Summary and Analysis
Chapter 5 - A Morning Adventure
Before breakfast, Caddy Jellyby suggests to Esther that the two go for a morning walk. Ada and Richard join them, and, after walking a short distance, the four meet old Miss Flite. The somewhat daft but kindly old lady insists that they see her lodgings. These prove to be rooms rented above a grotesque "rag-and-bottle" shop owned by an aged eccentric, Mr. Krook. Krook speaks with the group and mentions the names Barbary, Clare, and Dedlock as figures in the Jarndyce and Jarndyce suit, and gives an account of Tom Jarndyce's shooting himself in a tavern after the suit had dragged on interminably.
Summary
After visiting briefly with Miss Flite, the young people walk back to the Jellyby house.

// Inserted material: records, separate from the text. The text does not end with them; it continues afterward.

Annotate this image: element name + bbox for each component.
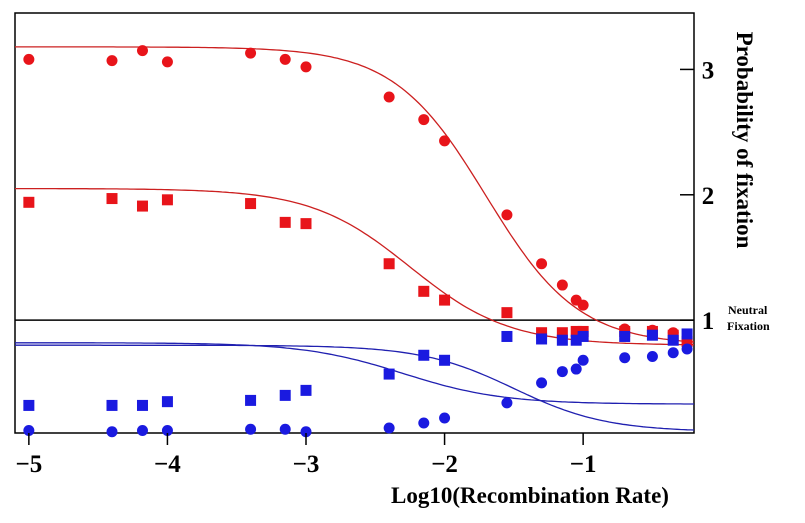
point-s4-12 xyxy=(536,377,548,389)
point-s3-4 xyxy=(161,396,173,408)
point-s1-1 xyxy=(23,53,35,65)
point-s4-2 xyxy=(106,426,118,438)
point-s3-3 xyxy=(136,399,148,411)
point-s3-5 xyxy=(245,394,257,406)
point-s4-9 xyxy=(418,417,430,429)
point-s1-15 xyxy=(577,299,589,311)
point-s1-10 xyxy=(439,135,451,147)
point-s3-1 xyxy=(23,399,35,411)
point-s3-8 xyxy=(383,368,395,380)
y-tick-label-1: 1 xyxy=(702,308,715,335)
point-s3-14 xyxy=(570,334,582,346)
point-s4-8 xyxy=(383,422,395,434)
y-tick-label-3: 3 xyxy=(702,57,715,84)
point-s4-3 xyxy=(136,424,148,436)
point-s4-13 xyxy=(556,366,568,378)
fit-curves xyxy=(15,46,695,431)
point-s3-10 xyxy=(439,354,451,366)
x-tick-label-2: −4 xyxy=(154,451,181,478)
point-s1-7 xyxy=(300,61,312,73)
point-s2-13 xyxy=(556,327,568,339)
y-tick-label-2: 2 xyxy=(702,183,715,210)
fit-curve-4 xyxy=(15,344,695,431)
point-s4-15 xyxy=(577,354,589,366)
x-tick-label-5: −1 xyxy=(570,451,597,478)
point-s4-17 xyxy=(646,351,658,363)
point-s1-6 xyxy=(279,53,291,65)
point-s3-17 xyxy=(646,329,658,341)
point-s1-12 xyxy=(536,258,548,270)
point-s2-5 xyxy=(245,198,257,210)
point-s2-11 xyxy=(501,307,513,319)
point-s2-7 xyxy=(300,218,312,230)
point-s4-7 xyxy=(300,426,312,438)
y-axis-label: Probability of fixation xyxy=(732,32,757,249)
point-s2-10 xyxy=(439,294,451,306)
point-s4-11 xyxy=(501,397,513,409)
point-s3-18 xyxy=(667,334,679,346)
point-s2-4 xyxy=(161,194,173,206)
data-points xyxy=(23,45,693,438)
point-s2-1 xyxy=(23,196,35,208)
fit-curve-1 xyxy=(15,46,695,343)
reference-label-line-2: Fixation xyxy=(727,319,770,333)
point-s4-1 xyxy=(23,424,35,436)
point-s4-14 xyxy=(570,363,582,375)
point-s3-7 xyxy=(300,384,312,396)
point-s4-18 xyxy=(667,347,679,359)
point-s2-8 xyxy=(383,258,395,270)
point-s4-16 xyxy=(619,352,631,364)
point-s3-6 xyxy=(279,389,291,401)
point-s2-6 xyxy=(279,216,291,228)
point-s3-11 xyxy=(501,330,513,342)
point-s2-2 xyxy=(106,193,118,205)
point-s3-19 xyxy=(681,328,693,340)
point-s1-3 xyxy=(136,45,148,57)
point-s3-13 xyxy=(556,334,568,346)
point-s1-11 xyxy=(501,209,513,221)
plot-frame xyxy=(14,12,695,434)
fit-curve-3 xyxy=(15,342,694,405)
point-s1-2 xyxy=(106,55,118,67)
y-axis-ticks: 1 2 3 xyxy=(680,57,714,335)
point-s1-5 xyxy=(245,47,257,59)
point-s2-3 xyxy=(136,200,148,212)
point-s1-4 xyxy=(161,56,173,68)
x-tick-label-4: −2 xyxy=(431,451,458,478)
point-s3-12 xyxy=(536,333,548,345)
point-s3-16 xyxy=(619,330,631,342)
x-tick-label-3: −3 xyxy=(293,451,320,478)
point-s2-12 xyxy=(536,327,548,339)
point-s2-9 xyxy=(418,285,430,297)
point-s4-10 xyxy=(439,412,451,424)
x-axis-label: Log10(Recombination Rate) xyxy=(391,483,669,508)
point-s4-4 xyxy=(161,424,173,436)
point-s3-15 xyxy=(577,330,589,342)
point-s3-2 xyxy=(106,399,118,411)
point-s4-19 xyxy=(681,343,693,355)
point-s2-19 xyxy=(681,335,693,347)
fit-curve-2 xyxy=(15,187,694,346)
point-s1-13 xyxy=(556,279,568,291)
point-s1-8 xyxy=(383,91,395,103)
x-axis-ticks: −5 −4 −3 −2 −1 xyxy=(15,433,597,478)
x-tick-label-1: −5 xyxy=(15,451,42,478)
point-s4-5 xyxy=(245,423,257,435)
point-s1-9 xyxy=(418,114,430,126)
reference-label-line-1: Neutral xyxy=(728,303,768,317)
point-s2-14 xyxy=(570,325,582,337)
point-s4-6 xyxy=(279,423,291,435)
point-s3-9 xyxy=(418,349,430,361)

Richard, already affected adversely by the unending Jarndyce and Jarndyce suit, nevertheless states that the suit "will work none of its bad influence on us" and (speaking particularly to Ada) says that it "can't divide us." Early that afternoon, the three wards leave in an open carriage, bound for Bleak House.
Analysis
Dickens creates Krook and his disordered, unproductive shop partly as macabre symbols of the legal system in general and the Lord High Chancellor and the Chancery Court in particular. The theme of the ruinous effects of Chancery is further developed through the presentation of the impoverished Miss Flite and the story of Tom Jamdyce's attempted suicide. Dickens prepares the reader for the story of "Nemo" by calling attention to the fact that Krook has another renter, a law copyist. Richard Carstone's attraction to Ada and his distress over the Jarndyce and Jarndyce suit foreshadow later developments.